眼见周边围着的人越来越多,安生可不想让溶娘在大庭广众之下丢人现眼,丢下一句:“九叔付钱。”就拉着溶娘走了。
回到住处,安生熬了醒酒汤,给溶娘灌了进去,效果不错,没一会儿,溶娘清醒了些,却开始趴在桌上啜泣起来。
安生道:“还在为那文公子伤心哪!”
“不是,”溶娘一把抱住安生,哽咽道:“我娘不大好了!”
嗯?之前溶娘不是说她娘亲不是旧疾吗?怎么就开始不太好了?
溶娘道:“爹爹和我都以为我娘是旧疾,可是,这药喝下去,怎么都不好了!安生,你说怎么办?”就开始哭泣。
安生道:“可是找了其他大夫看了?”
溶娘道:“青城县的好大夫都请来看了,我爹爹都传书给哥哥们,让哥哥们从京城稍些好大夫来,可是,可是,爹爹和我都怕来不及,怎么办啊,安生!”
安生道:“别急,我家九叔来了,他对医术算是擅长,让他瞧瞧试试。”
别看她们合欢宗是情修,但凡外出打架都会有受伤,因此每个宗门免不了要有修士兼修医修,其中九叔便是,虽然吧,修真界医修也是要术法的,但是嘛,人间界的病疾修真界的医修应该也能应对吧,应对不了,就让九叔回去再把功法精炼精炼。
多一个大夫多一个希望,溶娘自然不会拒绝的,她问:“人在哪?”
“就是刚刚在满花楼里,你瞧见的,想要纳为夫婿的小哥哥。”安生笑道。
溶娘脸上一顿囧,显然是想起了刚刚的糗事。
安生没再笑她,坐在大堂里等成九。
奇怪,九叔怎么这么久还没回来。
成九终于姗姗来迟,安生见没有李仪仪的身影,道:“仪仪呢?不会你真把她拐跑了吧!”
成九:“想什么呢,你九叔我对人间界女子可不敢兴趣,不过那个仪仪姑娘确实是被拐跑了,被别人拐跑了。”

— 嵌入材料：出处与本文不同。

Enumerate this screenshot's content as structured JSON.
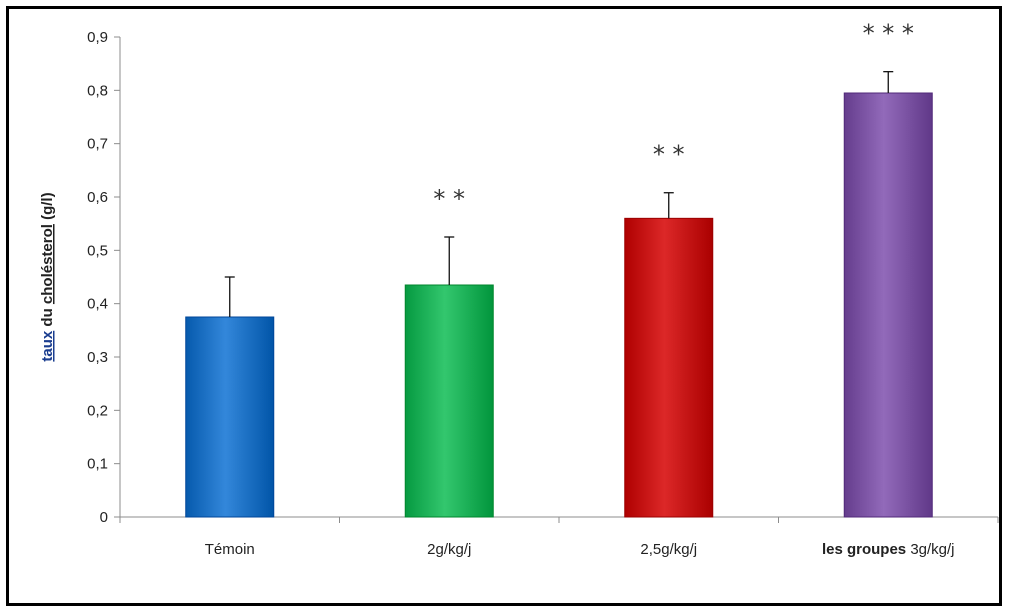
{
  "chart_data": {
    "type": "bar",
    "title": "",
    "ylabel_parts": [
      "taux",
      " du ",
      "cholésterol",
      " (g/l)"
    ],
    "xlabel": "les groupes",
    "categories": [
      "Témoin",
      "2g/kg/j",
      "2,5g/kg/j",
      "3g/kg/j"
    ],
    "values": [
      0.375,
      0.435,
      0.56,
      0.795
    ],
    "error_upper": [
      0.45,
      0.525,
      0.608,
      0.835
    ],
    "significance": [
      "",
      "**",
      "**",
      "***"
    ],
    "colors": [
      "#1f73c6",
      "#1fb35a",
      "#c81414",
      "#7e56a6"
    ],
    "ylim": [
      0,
      0.9
    ],
    "yticks": [
      "0",
      "0,1",
      "0,2",
      "0,3",
      "0,4",
      "0,5",
      "0,6",
      "0,7",
      "0,8",
      "0,9"
    ],
    "grid": false,
    "legend": "none"
  }
}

原来,在花满楼里,安生她们走后,成九付了钱,就准备和李仪仪一起回去。
哪知,角落里突然窜出一个蒙面公子,和成九开始打斗,成九吧,用术法是不怕的,但是近身肉搏还是有些吃力的,渐渐吃不消之际,李仪仪大喊:“不要打了!”
那蒙面公子还真不打了,跑去一把抱住李仪仪,气道:“你看上这小白脸了?”
李仪仪回了一句是,那人就扔下一句“不准”,就把李仪仪给拐跑了,他追了一小会儿,没追上,只能先回来了。

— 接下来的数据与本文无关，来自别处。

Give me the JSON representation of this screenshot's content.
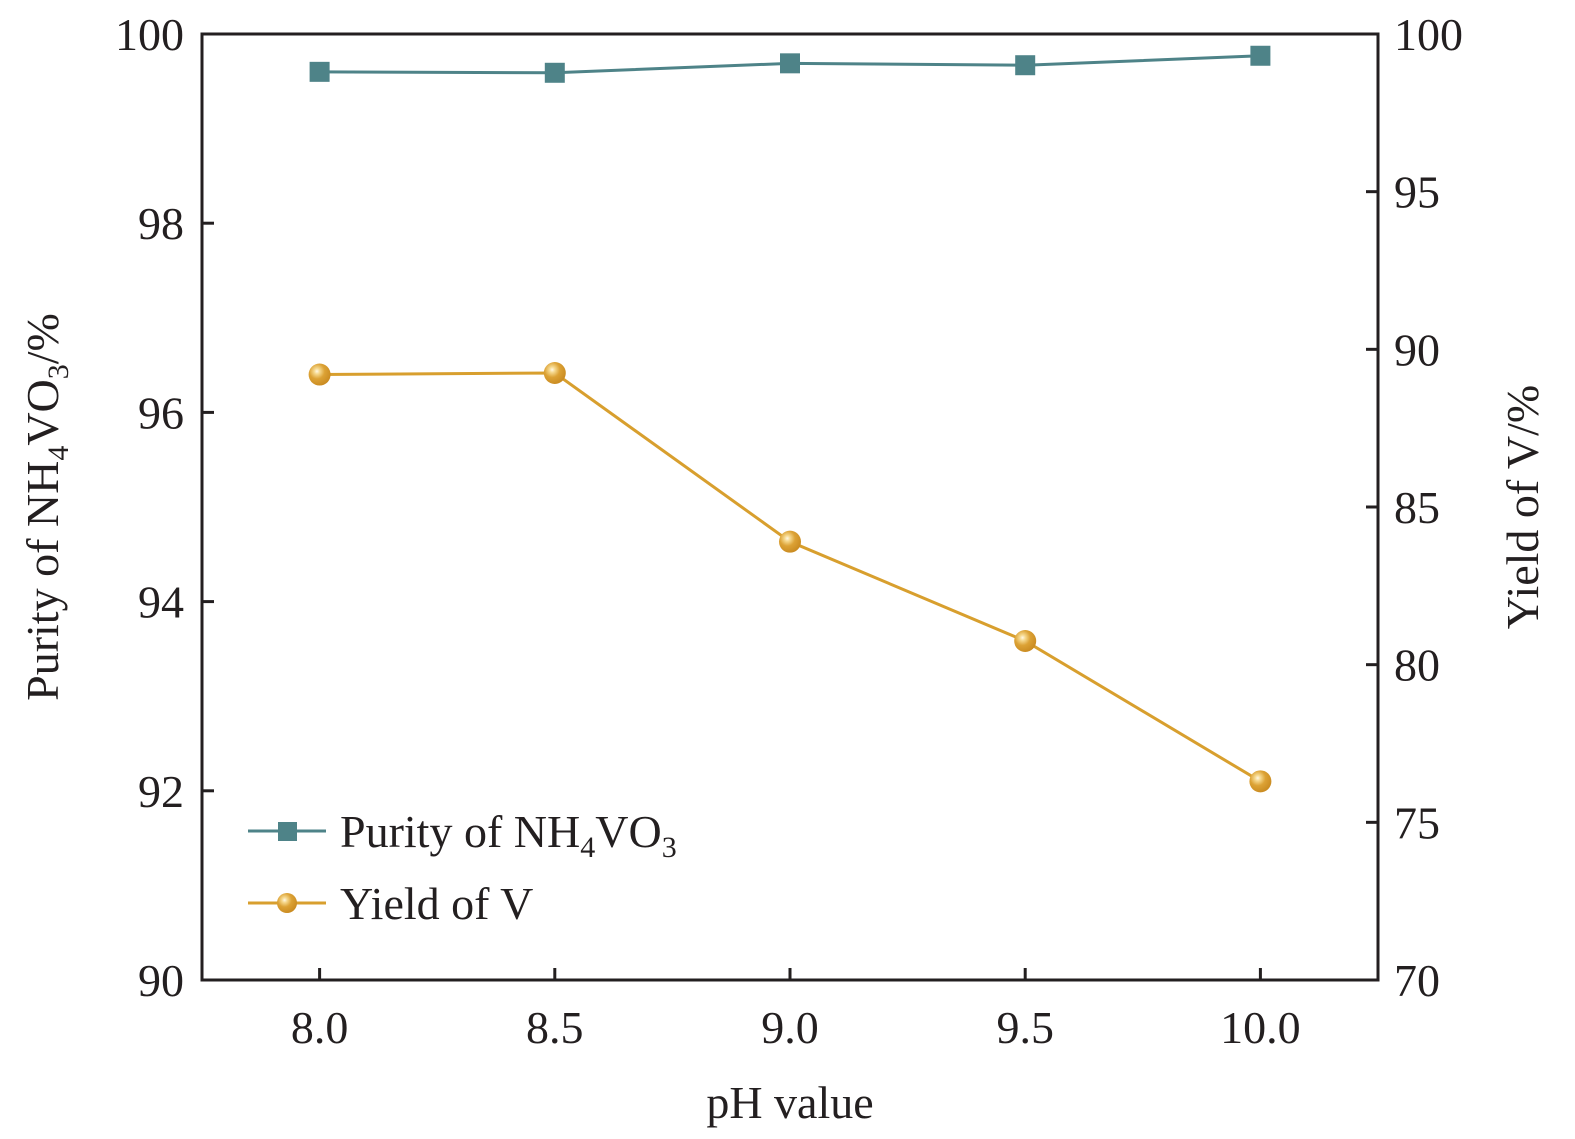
{
  "chart_data": {
    "type": "line",
    "title": "",
    "xlabel": "pH value",
    "ylabel_left": {
      "prefix": "Purity of  NH",
      "sub1": "4",
      "mid": "VO",
      "sub2": "3",
      "suffix": "/%"
    },
    "ylabel_right": "Yield of  V/%",
    "x": [
      8.0,
      8.5,
      9.0,
      9.5,
      10.0
    ],
    "x_tick_labels": [
      "8.0",
      "8.5",
      "9.0",
      "9.5",
      "10.0"
    ],
    "xlim": [
      7.75,
      10.25
    ],
    "ylim_left": [
      90,
      100
    ],
    "ylim_right": [
      70,
      100
    ],
    "y_left_ticks": [
      90,
      92,
      94,
      96,
      98,
      100
    ],
    "y_left_tick_labels": [
      "90",
      "92",
      "94",
      "96",
      "98",
      "100"
    ],
    "y_right_ticks": [
      70,
      75,
      80,
      85,
      90,
      95,
      100
    ],
    "y_right_tick_labels": [
      "70",
      "75",
      "80",
      "85",
      "90",
      "95",
      "100"
    ],
    "grid": false,
    "legend_position": "lower-left",
    "series": [
      {
        "name": "Purity of NH4VO3",
        "legend": {
          "prefix": "Purity of  NH",
          "sub1": "4",
          "mid": "VO",
          "sub2": "3"
        },
        "axis": "left",
        "marker": "square",
        "color": "#4e8388",
        "values": [
          99.6,
          99.59,
          99.69,
          99.67,
          99.77
        ]
      },
      {
        "name": "Yield of V",
        "legend": {
          "prefix": "Yield of  V"
        },
        "axis": "right",
        "marker": "sphere",
        "color": "#d89f2e",
        "values": [
          89.2,
          89.25,
          83.9,
          80.75,
          76.3
        ]
      }
    ]
  }
}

嗯?看起来很有故事啊,就是不知道那位公子是不是书生,可以帮忙做个媒啊什么的。
溶娘焦急地说:“那怎么办,仪仪不知道被掠去哪了?!”
听九叔所述,安生觉得李仪仪问题应该不大,先解决的应该是溶娘的问题,道:“无事,明早九叔先去看你们的病,咱再去找仪仪。”
也只能先这样子了。
溶娘见成九,想起自己做的糗事,有些脸红,福身道:“刚冒犯九公子,请九公子见谅。”
成九哪会跟一小姑娘计较,道一句无事便算过了。
果然,晚上就寝的时候,有一纸条飞进安生的寝房,上面写:“无事,安,仪”几个字,安生去和溶娘、成九说了,让他们晚上安心入睡。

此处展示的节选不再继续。